The Natural Language Interaction Protocol (NLIP) defines the core multimodal message format supporting text, structured data, binary content, and location information. By translating between the standard wire formats and internal structures, agents using different technologies can interoperate seamlessly.

Binding of NLIP over HTTP/HTTPS makes NLIP accessible to existing web infrastructure by defining standardized endpoints with support for HTTP/1.1, HTTP/2, and HTTP/3.

Binding of NLIP over WebSocket enables real-time, bidirectional communication using CBOR for efficient multimodal data transfer, with optional text fallback for broader compatibility.

Binding of NLIP over AMQP leverages enterprise-grade messaging for complex multi-agent topologies, supporting hybrid and multi-cloud deployments where agents must communicate across network boundaries.

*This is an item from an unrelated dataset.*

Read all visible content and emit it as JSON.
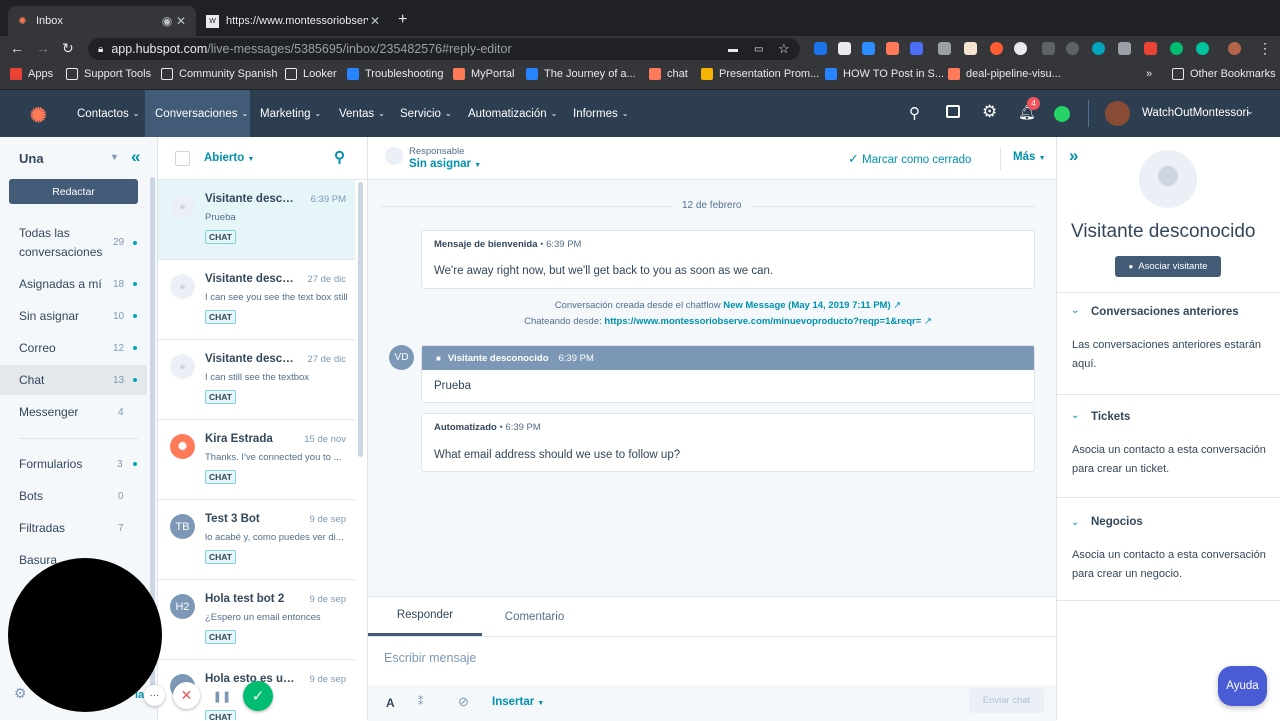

Security profiles for NLIP establishes three progressive security profiles with requirements for transport security, authentication, authorization, prompt injection prevention, and ethical-by-design principles.

Explanatory guide to NLIP provides implementation guidance, use cases, and examples demonstrating how NLIP’s envelope protocol eliminates API versioning challenges while supporting integration with existing systems.